NovelToon NovelToon
Dijodohin Dengan Kepala Desa

Dijodohin Dengan Kepala Desa

Status: sedang berlangsung
Genre:Romantis / Perjodohan / Cintamanis / Dijodohkan Orang Tua
Popularitas:2.8k
Nilai: 5
Nama Author: komurolaa

Ketika Olivia, gadis kota yang glamor dan jauh dari agama, dipaksa menikah dengan Maalik—kepala desa yang taat, dunia mereka berbenturan. Tapi di balik tradisi, ladang, dan perbedaan, cinta mulai tumbuh… pelan-pelan, namun tak terbendung.
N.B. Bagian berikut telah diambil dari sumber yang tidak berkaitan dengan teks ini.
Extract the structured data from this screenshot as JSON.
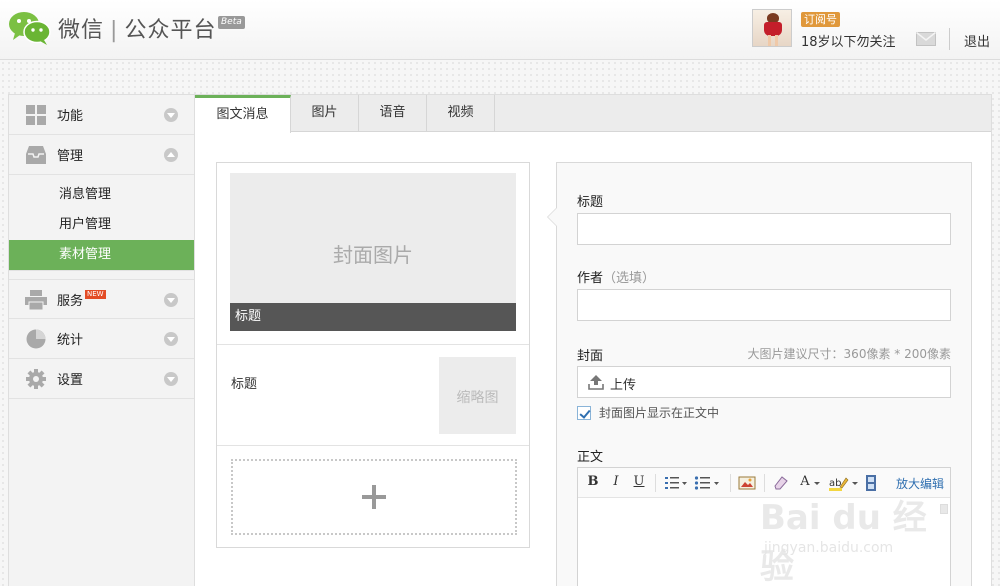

Karya ini diterbitkan atas izin NovelToon komurolaa, isi konten hanyalah pandangan pribadi pembuatnya, tidak mewakili NovelToon sendiri

[ BAB 26 ] Tak Akan Melepas

Olivia berhenti seketika. Suara kunci yang diputar terdengar begitu tegas, seperti palu yang mengetuk hatinya. Ia menoleh perlahan, matanya membara, melihat Maalik berdiri di depan pintu dengan dada naik-turun, wajahnya penuh kegelisahan.

"Maalik! Buka pintunya sekarang juga!" Olivia membentak, suaranya bergetar karena marah bercampur tangis.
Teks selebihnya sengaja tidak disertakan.